Roughly 40 million Americans suffer from some form of arthritis — that number even includes children. Before your arthritis pain worsens, see how John Moran, MD, and Tim Urell, DO, of More MD, can help. With state-of-the-art locations in Surprise, Prescott, Prescott Valley, or Lake Havasu, Arizona, you have a dedicated arthritis specialist nearby. To book your arthritis evaluation, click on the online scheduler or call either clinic directly.
Arthritis is a chronic and degenerative disease that causes the tissues lining the joints to break down over time, and increasing friction between the joint components causes the joints to become inflamed and painful. There are different types of arthritis, but the most common type is osteoarthritis which affects millions of people.
Osteoarthritis is caused by wear and tear on the joints, and it’s much more common among older men and women, as well as some athletes whose joints receive excessive use or strain. Arthritis can also develop following an injury or even after surgery. Another type of arthritis, rheumatoid arthritis, is caused by an autoimmune disorder that causes the immune system to malfunction.
In rheumatoid arthritis, the immune system begins attacking the healthy tissue that lines the joints, resulting in tissue destruction and joint deformity. Arthritis can occur in any joint, but the hands, ankles, wrists, knees, hips, and spine are the most common sites of injury. People who are obese or overweight and those whose jobs require a significant amount of joint activity and strain are also at increased risk for the disease, and it’s also more common among women.

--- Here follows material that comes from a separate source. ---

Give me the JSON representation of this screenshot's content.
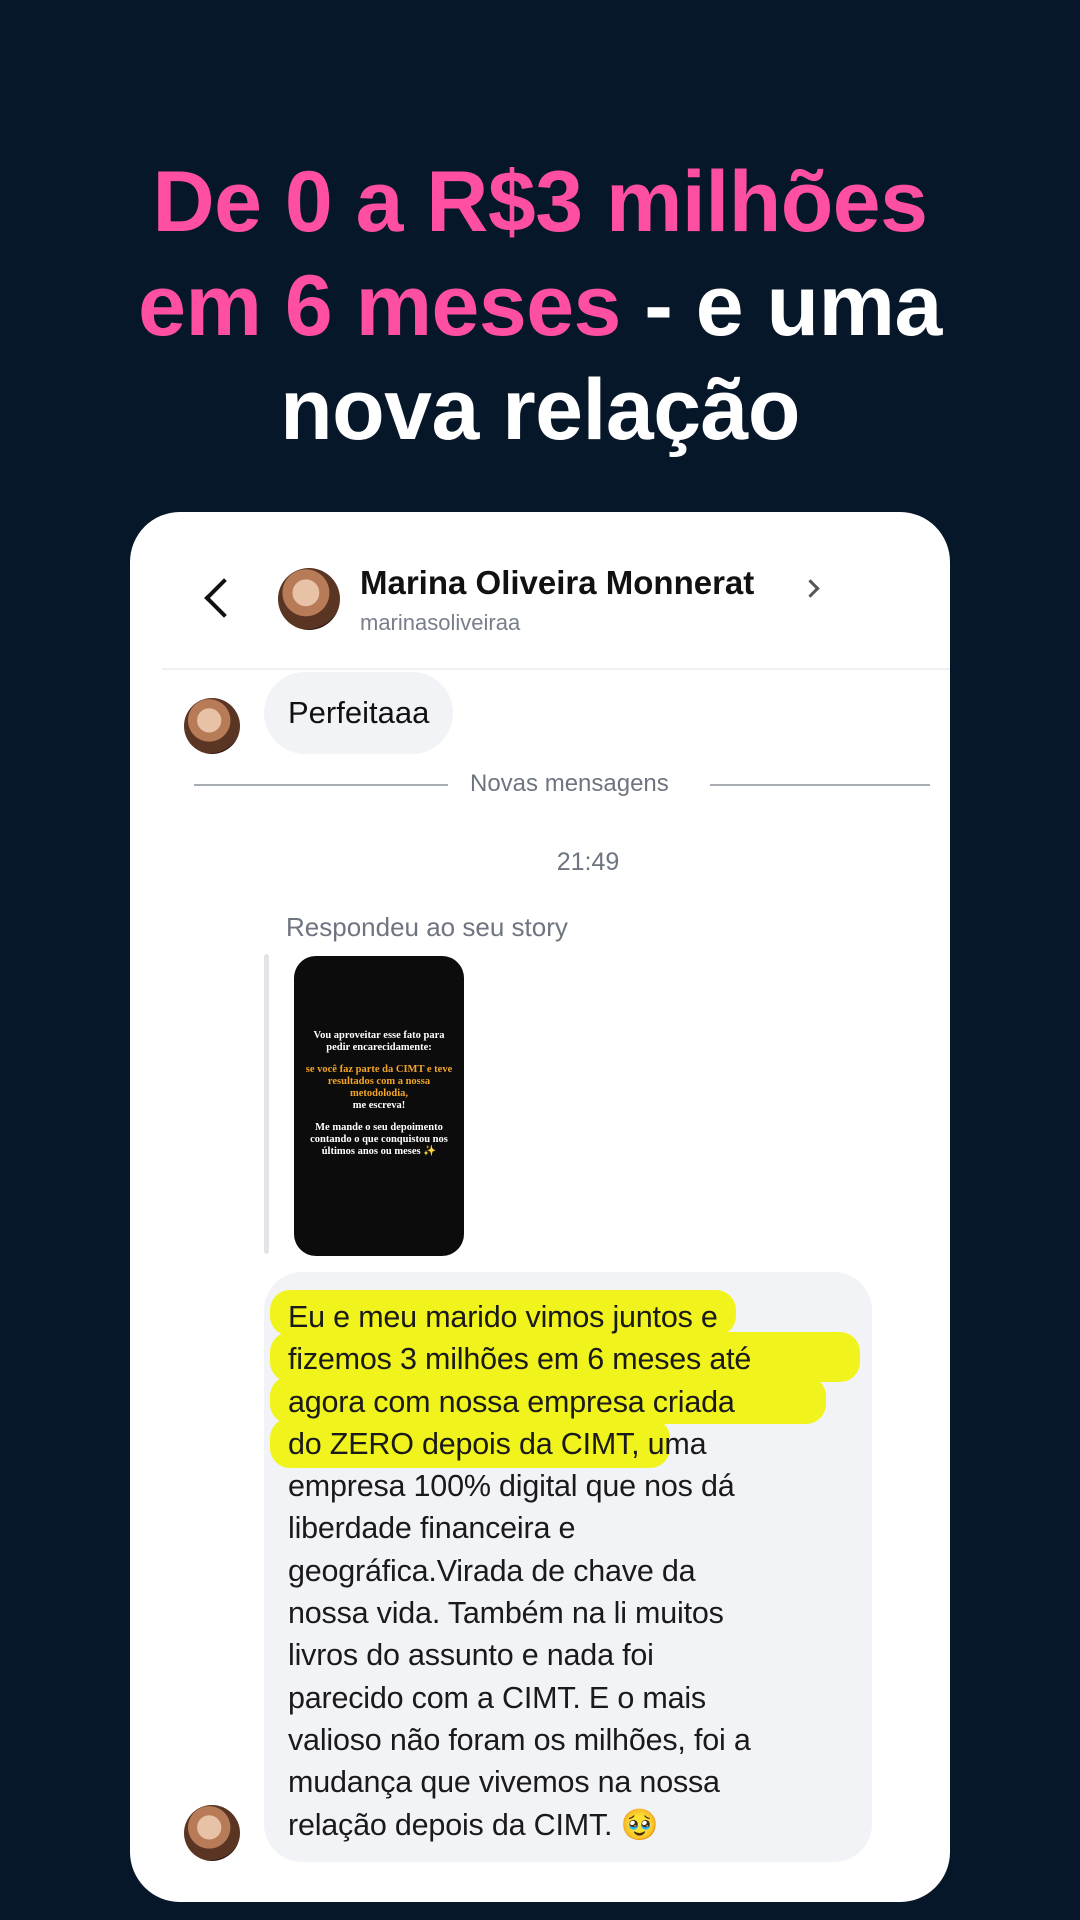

The most common symptoms of arthritis are pain, stiffness, and decreased the range of motion in the affected joint. In more moderate to severe cases, symptoms include tenderness, redness and warmth around the joint as inflammation flares up and become more intense. Over time, arthritis can take a major toll on a person’s mobility and their ability to perform even simple daily tasks like tying shoes, buttoning or zipping clothing, walking, or climbing stairs.
Treatment begins with a physical exam and a review of the patient’s symptoms and medical history. Medical imaging like X-rays or MRI may be performed and in some cases, especially if rheumatoid arthritis is suspected, blood work may be ordered.
Once the diagnosis is confirmed, treatment for osteoarthritis may include physical therapy to reduce stiffness and improve mobility, medications to reduce pain and inflammation, corticosteroid injections for inflammation, and lifestyle changes like losing excess weight or adopting assistive devices like canes or walkers.
For rheumatoid arthritis, other medications may be prescribed to control the abnormal immune response that’s causing joint destruction. When more conservative approaches aren’t effective in providing adequate relief, joint surgery may be recommended.